MCF10a, MCF10CA1a, MB231, and SUM149 cells were grown on poly-d-lysine coated coverslips. To assess whether a3 localizes to the Golgi and lysosomes, cells were fixed, permeabilized, and immunostained using antibodies against subunit a3 of the V-ATPase and Giantin or LAMP2 as markers for the Golgi and lysosomes, respectively. Cells were then incubated with secondary antibodies as described under Materials and Methods. Images were taken with identical exposure times and antibody concentrations.

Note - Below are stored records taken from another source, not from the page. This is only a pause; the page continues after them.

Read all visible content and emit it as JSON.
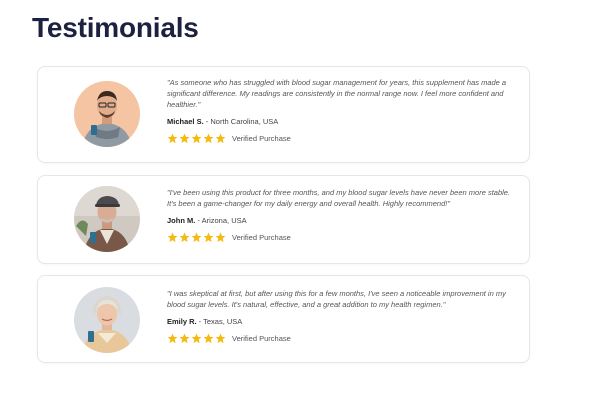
{
  "heading": "Testimonials",
  "colors": {
    "heading": "#1d2140",
    "star": "#f5b90f",
    "card_border": "#e6e6e6"
  },
  "testimonials": [
    {
      "quote": "\"As someone who has struggled with blood sugar management for years, this supplement has made a significant difference. My readings are consistently in the normal range now. I feel more confident and healthier.\"",
      "name": "Michael S.",
      "location": " - North Carolina, USA",
      "rating": 5,
      "verified": "Verified Purchase",
      "avatar_icon": "man-with-scarf-avatar"
    },
    {
      "quote": "\"I've been using this product for three months, and my blood sugar levels have never been more stable. It's been a game-changer for my daily energy and overall health. Highly recommend!\"",
      "name": "John M.",
      "location": " - Arizona, USA",
      "rating": 5,
      "verified": "Verified Purchase",
      "avatar_icon": "older-man-with-cap-avatar"
    },
    {
      "quote": "\"I was skeptical at first, but after using this for a few months, I've seen a noticeable improvement in my blood sugar levels. It's natural, effective, and a great addition to my health regimen.\"",
      "name": "Emily R.",
      "location": " - Texas, USA",
      "rating": 5,
      "verified": "Verified Purchase",
      "avatar_icon": "older-woman-avatar"
    }
  ]
}
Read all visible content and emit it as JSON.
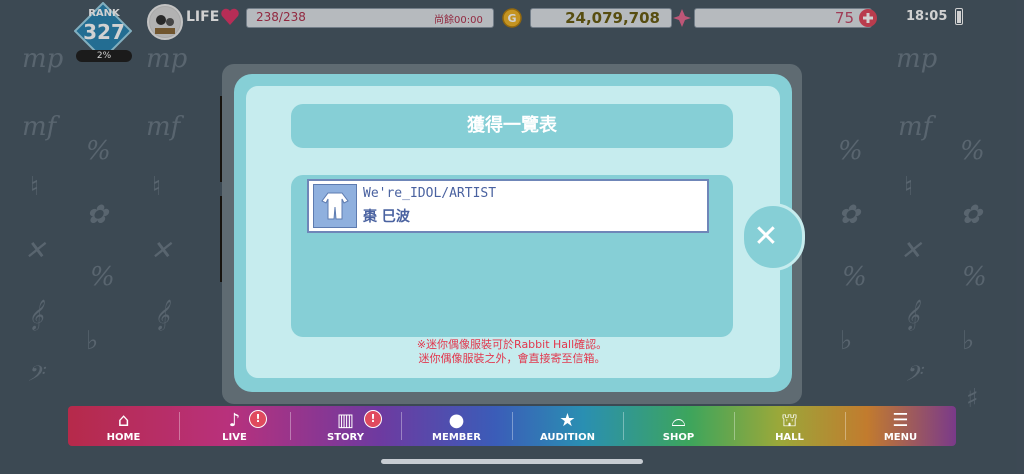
{
  "status": {
    "rank_label": "RANK",
    "rank_value": "327",
    "rank_progress": "2%",
    "life_label": "LIFE",
    "life_value": "238/238",
    "remaining_label": "尚餘00:00",
    "coin_value": "24,079,708",
    "gem_value": "75",
    "time": "18:05"
  },
  "dialog": {
    "title": "獲得一覽表",
    "items": [
      {
        "name": "We're_IDOL/ARTIST",
        "owner": "棗 巳波",
        "icon": "costume-icon"
      }
    ],
    "note_line1": "※迷你偶像服裝可於Rabbit Hall確認。",
    "note_line2": "迷你偶像服裝之外，會直接寄至信箱。",
    "close_icon": "close-icon"
  },
  "nav": {
    "home": "HOME",
    "live": "LIVE",
    "story": "STORY",
    "member": "MEMBER",
    "audition": "AUDITION",
    "shop": "SHOP",
    "hall": "HALL",
    "menu": "MENU",
    "badge": "!"
  },
  "background_symbols": [
    "mp",
    "mf",
    "%",
    "♮",
    "✿",
    "✕",
    "𝄞",
    "♭",
    "𝄢",
    "♯"
  ],
  "colors": {
    "dialog_accent": "#86cfd6",
    "dialog_inner": "#c6ecee",
    "note_red": "#e2374d",
    "item_text": "#4a62a0"
  }
}
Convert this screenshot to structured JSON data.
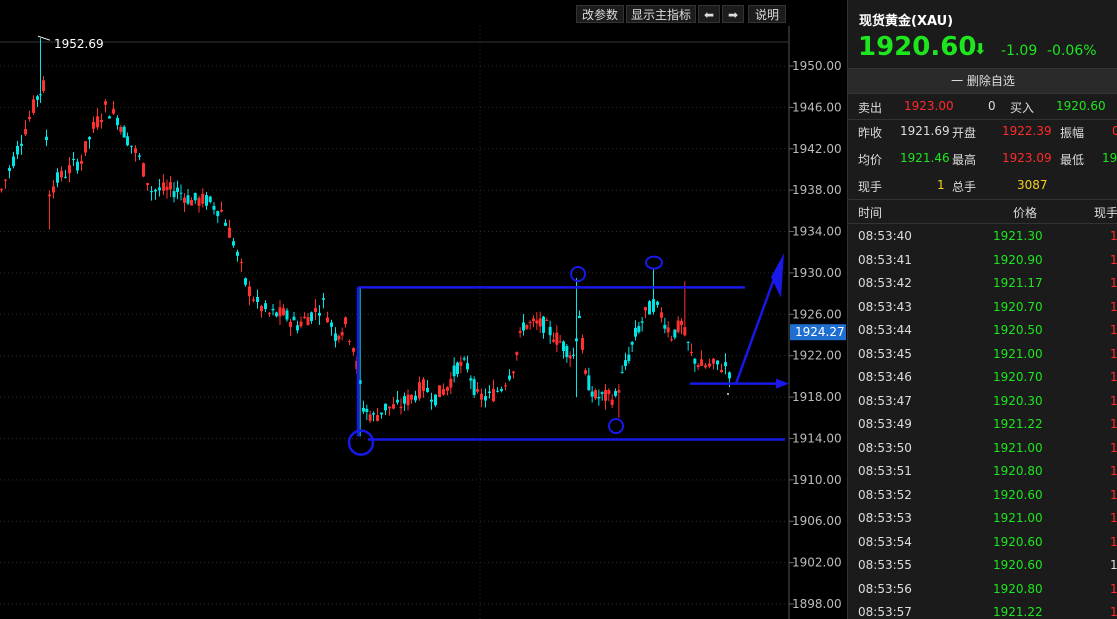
{
  "toolbar": {
    "params_label": "改参数",
    "main_indicator_label": "显示主指标",
    "left_arrow": "⬅",
    "right_arrow": "➡",
    "help_label": "说明"
  },
  "chart": {
    "high_label": "1952.69",
    "current_price_label": "1924.27",
    "y_ticks": [
      "1950.00",
      "1946.00",
      "1942.00",
      "1938.00",
      "1934.00",
      "1930.00",
      "1926.00",
      "1922.00",
      "1918.00",
      "1914.00",
      "1910.00",
      "1906.00",
      "1902.00",
      "1898.00"
    ],
    "colors": {
      "up": "#ff3030",
      "down": "#00e5e5",
      "annotation": "#1818e8",
      "grid": "#2a2a2a",
      "price_tag": "#1f6fd0"
    }
  },
  "quote": {
    "title": "现货黄金(XAU)",
    "price": "1920.60",
    "change": "-1.09",
    "change_pct": "-0.06%",
    "delete_watch": "一 删除自选",
    "sell_label": "卖出",
    "sell_price": "1923.00",
    "sell_qty": "0",
    "buy_label": "买入",
    "buy_price": "1920.60",
    "prev_close_label": "昨收",
    "prev_close": "1921.69",
    "open_label": "开盘",
    "open": "1922.39",
    "amplitude_label": "振幅",
    "amplitude": "0",
    "avg_label": "均价",
    "avg": "1921.46",
    "high_label": "最高",
    "high": "1923.09",
    "low_label": "最低",
    "low": "19",
    "cur_vol_label": "现手",
    "cur_vol": "1",
    "total_vol_label": "总手",
    "total_vol": "3087"
  },
  "ticks": {
    "headers": {
      "time": "时间",
      "price": "价格",
      "vol": "现手"
    },
    "rows": [
      {
        "time": "08:53:40",
        "price": "1921.30",
        "vol": "1"
      },
      {
        "time": "08:53:41",
        "price": "1920.90",
        "vol": "1"
      },
      {
        "time": "08:53:42",
        "price": "1921.17",
        "vol": "1"
      },
      {
        "time": "08:53:43",
        "price": "1920.70",
        "vol": "1"
      },
      {
        "time": "08:53:44",
        "price": "1920.50",
        "vol": "1"
      },
      {
        "time": "08:53:45",
        "price": "1921.00",
        "vol": "1"
      },
      {
        "time": "08:53:46",
        "price": "1920.70",
        "vol": "1"
      },
      {
        "time": "08:53:47",
        "price": "1920.30",
        "vol": "1"
      },
      {
        "time": "08:53:49",
        "price": "1921.22",
        "vol": "1"
      },
      {
        "time": "08:53:50",
        "price": "1921.00",
        "vol": "1"
      },
      {
        "time": "08:53:51",
        "price": "1920.80",
        "vol": "1"
      },
      {
        "time": "08:53:52",
        "price": "1920.60",
        "vol": "1"
      },
      {
        "time": "08:53:53",
        "price": "1921.00",
        "vol": "1"
      },
      {
        "time": "08:53:54",
        "price": "1920.60",
        "vol": "1"
      },
      {
        "time": "08:53:55",
        "price": "1920.60",
        "vol": "1"
      },
      {
        "time": "08:53:56",
        "price": "1920.80",
        "vol": "1"
      },
      {
        "time": "08:53:57",
        "price": "1921.22",
        "vol": "1"
      }
    ]
  }
}
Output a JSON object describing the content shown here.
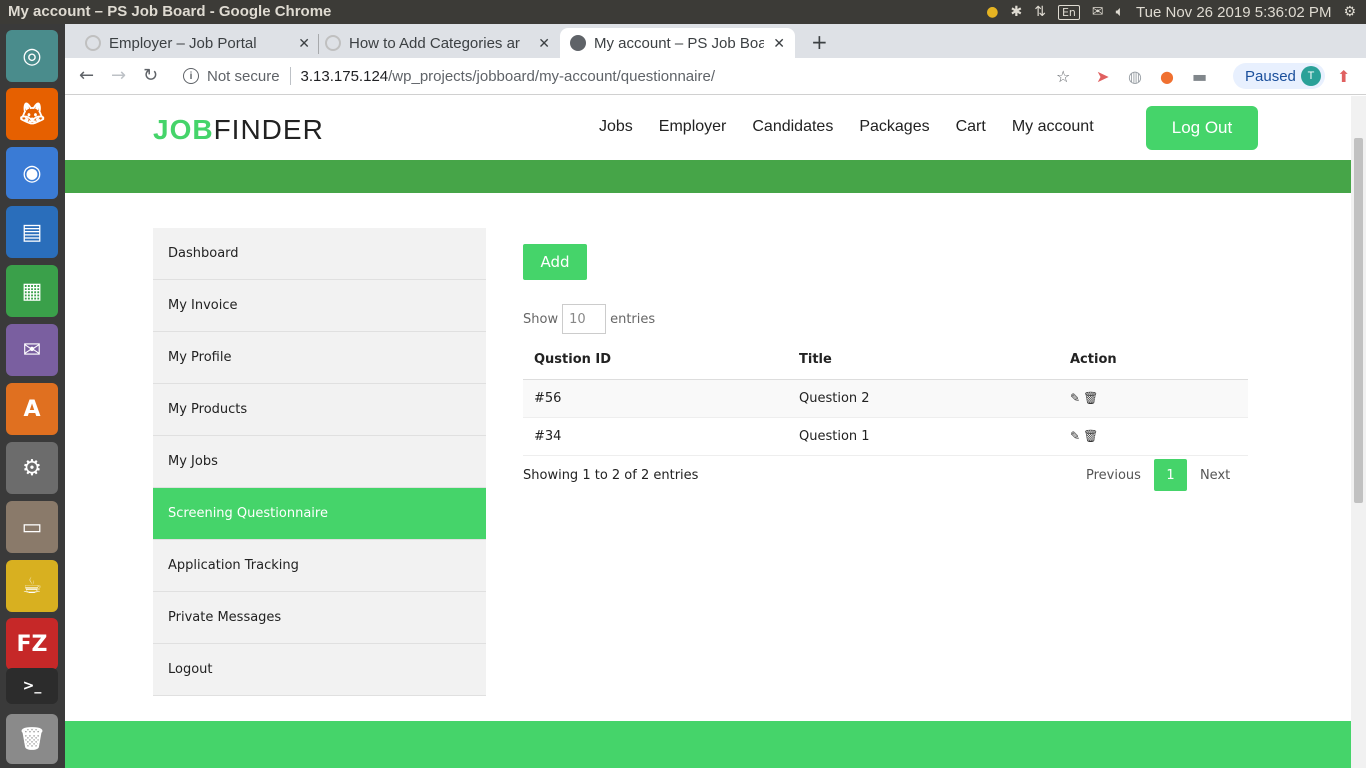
{
  "os": {
    "window_title": "My account – PS Job Board - Google Chrome",
    "keyboard_layout": "En",
    "clock": "Tue Nov 26 2019  5:36:02 PM"
  },
  "browser": {
    "tabs": [
      {
        "label": "Employer – Job Portal"
      },
      {
        "label": "How to Add Categories ar"
      },
      {
        "label": "My account – PS Job Boar"
      }
    ],
    "new_tab": "+",
    "security": "Not secure",
    "url_host": "3.13.175.124",
    "url_path": "/wp_projects/jobboard/my-account/questionnaire/",
    "profile_status": "Paused",
    "profile_initial": "T"
  },
  "site": {
    "logo_part1": "JOB",
    "logo_part2": "FINDER",
    "nav": [
      "Jobs",
      "Employer",
      "Candidates",
      "Packages",
      "Cart",
      "My account"
    ],
    "logout_button": "Log Out",
    "accent_color": "#45d46a",
    "band_color": "#46a548"
  },
  "sidebar": {
    "items": [
      {
        "label": "Dashboard"
      },
      {
        "label": "My Invoice"
      },
      {
        "label": "My Profile"
      },
      {
        "label": "My Products"
      },
      {
        "label": "My Jobs"
      },
      {
        "label": "Screening Questionnaire",
        "active": true
      },
      {
        "label": "Application Tracking"
      },
      {
        "label": "Private Messages"
      },
      {
        "label": "Logout"
      }
    ]
  },
  "main": {
    "add_button": "Add",
    "show_label": "Show",
    "entries_value": "10",
    "entries_label": "entries",
    "columns": [
      "Qustion ID",
      "Title",
      "Action"
    ],
    "rows": [
      {
        "id": "#56",
        "title": "Question 2"
      },
      {
        "id": "#34",
        "title": "Question 1"
      }
    ],
    "info": "Showing 1 to 2 of 2 entries",
    "pagination": {
      "previous": "Previous",
      "current": "1",
      "next": "Next"
    }
  }
}
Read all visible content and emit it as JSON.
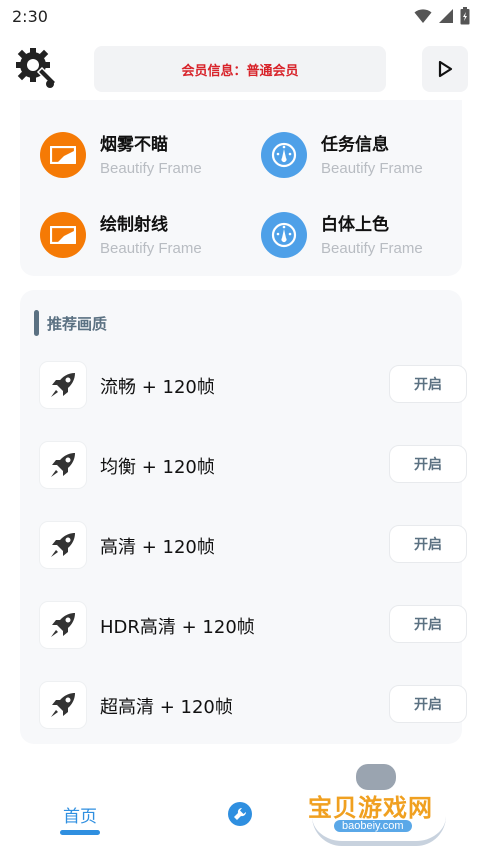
{
  "status_bar": {
    "time": "2:30"
  },
  "header": {
    "member_info": "会员信息：普通会员"
  },
  "features": [
    {
      "title": "烟雾不瞄",
      "subtitle": "Beautify Frame",
      "color": "#f57a05",
      "icon": "frame-icon"
    },
    {
      "title": "任务信息",
      "subtitle": "Beautify Frame",
      "color": "#4ea0e8",
      "icon": "gauge-icon"
    },
    {
      "title": "绘制射线",
      "subtitle": "Beautify Frame",
      "color": "#f57a05",
      "icon": "frame-icon"
    },
    {
      "title": "白体上色",
      "subtitle": "Beautify Frame",
      "color": "#4ea0e8",
      "icon": "gauge-icon"
    }
  ],
  "quality": {
    "section_title": "推荐画质",
    "items": [
      {
        "label": "流畅 + 120帧",
        "button": "开启"
      },
      {
        "label": "均衡 + 120帧",
        "button": "开启"
      },
      {
        "label": "高清 + 120帧",
        "button": "开启"
      },
      {
        "label": "HDR高清 + 120帧",
        "button": "开启"
      },
      {
        "label": "超高清 + 120帧",
        "button": "开启"
      }
    ]
  },
  "bottom_nav": {
    "home_label": "首页",
    "active_color": "#2f8fe0"
  },
  "watermark": {
    "text": "宝贝游戏网",
    "url": "baobeiy.com"
  }
}
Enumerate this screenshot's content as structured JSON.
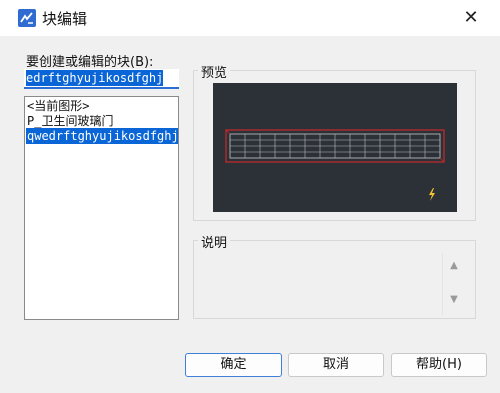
{
  "window": {
    "title": "块编辑",
    "close_glyph": "✕"
  },
  "prompt_label": "要创建或编辑的块(B):",
  "block_name_input": {
    "value": "edrftghyujikosdfghj"
  },
  "block_list": [
    {
      "label": "<当前图形>",
      "selected": false
    },
    {
      "label": "P_卫生间玻璃门",
      "selected": false
    },
    {
      "label": "qwedrftghyujikosdfghj",
      "selected": true
    }
  ],
  "preview": {
    "label": "预览",
    "background": "#2b3137",
    "outline_color": "#c8282c",
    "grid_color": "#c8c8c8",
    "marker_color": "#f2c230",
    "marker_icon": "lightning-bolt-icon"
  },
  "description": {
    "label": "说明",
    "scroll_up": "▲",
    "scroll_down": "▼"
  },
  "buttons": {
    "ok": "确定",
    "cancel": "取消",
    "help": "帮助(H)"
  },
  "colors": {
    "accent": "#0a66d6",
    "dialog_bg": "#f0f0f0"
  }
}
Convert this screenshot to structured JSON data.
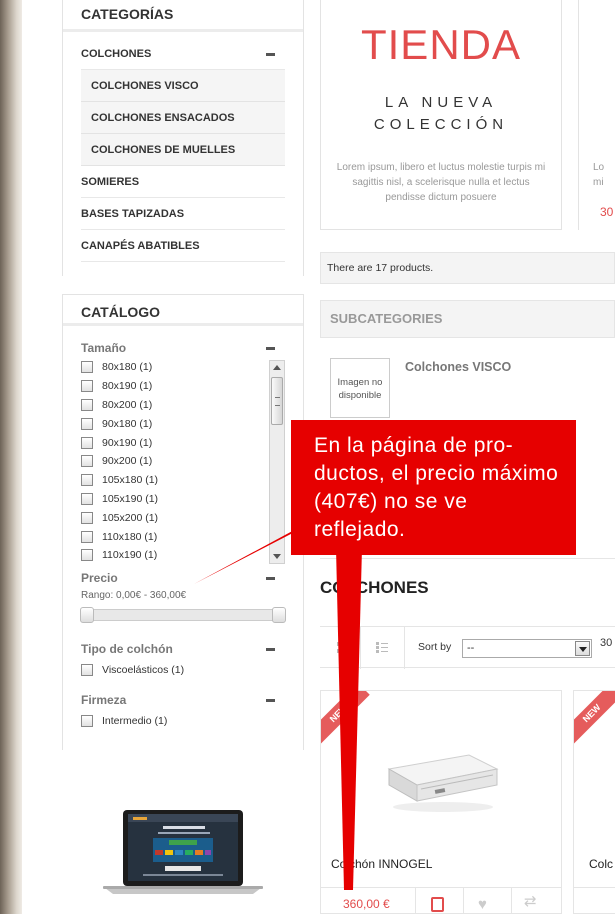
{
  "sidebar": {
    "categories_title": "CATEGORÍAS",
    "categories": [
      {
        "label": "COLCHONES"
      },
      {
        "label": "SOMIERES"
      },
      {
        "label": "BASES TAPIZADAS"
      },
      {
        "label": "CANAPÉS ABATIBLES"
      }
    ],
    "subcategories": [
      "COLCHONES VISCO",
      "COLCHONES ENSACADOS",
      "COLCHONES DE MUELLES"
    ],
    "catalog_title": "CATÁLOGO",
    "size_title": "Tamaño",
    "sizes": [
      "80x180 (1)",
      "80x190 (1)",
      "80x200 (1)",
      "90x180 (1)",
      "90x190 (1)",
      "90x200 (1)",
      "105x180 (1)",
      "105x190 (1)",
      "105x200 (1)",
      "110x180 (1)",
      "110x190 (1)"
    ],
    "price_title": "Precio",
    "price_range": "Rango: 0,00€ - 360,00€",
    "mattress_type_title": "Tipo de colchón",
    "mattress_types": [
      "Viscoelásticos (1)"
    ],
    "firmness_title": "Firmeza",
    "firmness": [
      "Intermedio (1)"
    ]
  },
  "banner": {
    "title": "TIENDA",
    "line1": "LA NUEVA",
    "line2": "COLECCIÓN",
    "lorem": "Lorem ipsum, libero et luctus molestie turpis mi sagittis nisl, a scelerisque nulla et lectus pendisse dictum posuere",
    "edge_text": "Lo mi"
  },
  "product_count": "There are 17 products.",
  "subcategories_heading": "SUBCATEGORIES",
  "subcategory": {
    "no_image": "Imagen no disponible",
    "name": "Colchones VISCO"
  },
  "callout": "En la página de pro-ductos, el precio máximo (407€) no se ve reflejado.",
  "category_heading": "COLCHONES",
  "sort": {
    "label": "Sort by",
    "selected": "--",
    "extra": "30"
  },
  "products": [
    {
      "badge": "NEW",
      "name": "Colchón INNOGEL",
      "price": "360,00 €"
    },
    {
      "badge": "NEW",
      "name": "Colc",
      "price": "30"
    }
  ],
  "colors": {
    "accent": "#e24c4c",
    "callout": "#e60000"
  }
}
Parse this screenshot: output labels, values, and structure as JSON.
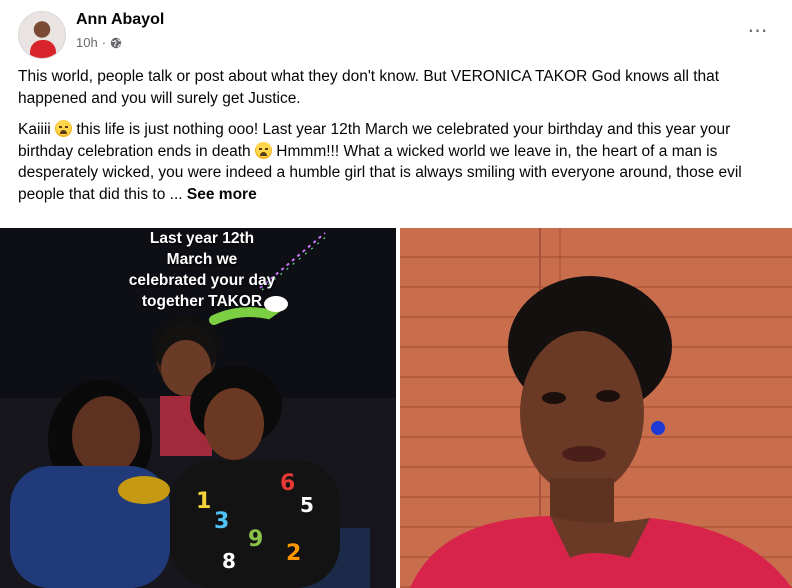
{
  "post": {
    "author": "Ann Abayol",
    "time": "10h",
    "paragraph1": "This world, people talk or post about what they don't know. But VERONICA TAKOR God knows all that happened and you will surely get Justice.",
    "paragraph2_a": "Kaiiii",
    "paragraph2_b": "this life is just nothing ooo! Last year 12th March we celebrated your birthday and this year your birthday celebration ends in death",
    "paragraph2_c": "Hmmm!!! What a wicked world we leave in, the heart of a man is desperately wicked, you were indeed a humble girl that is always smiling with everyone around, those evil people that did this to ...",
    "see_more": "See more",
    "more_icon": "⋯"
  },
  "photo_left": {
    "caption_lines": [
      "Last year 12th",
      "March we",
      "celebrated your day",
      "together TAKOR"
    ]
  },
  "icons": {
    "globe": "globe-icon",
    "emoji": "crying-face-icon",
    "more": "ellipsis-icon"
  }
}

A. Representative images of each of the cell lines stained for the Golgi apparatus marker Giantin (left), subunit a3 (second from left), the merged images (second from right), and the merged image magnified 3.5X (labeled ‘Zoom’, far right). B. Representative images of each of the cell lines stained for the lysosomal marker LAMP2 (left), subunit a3 (second from left), the merged images (second from right), and the inset of the merged image magnified 3.5X (labeled ‘Zoom’, far right). Colocalization is indicated by the presence of yellow pixels. The images in A and B depict representative staining from a minimum of two separate experiments, with an average of 50 cells imaged per experiment for each condition tested.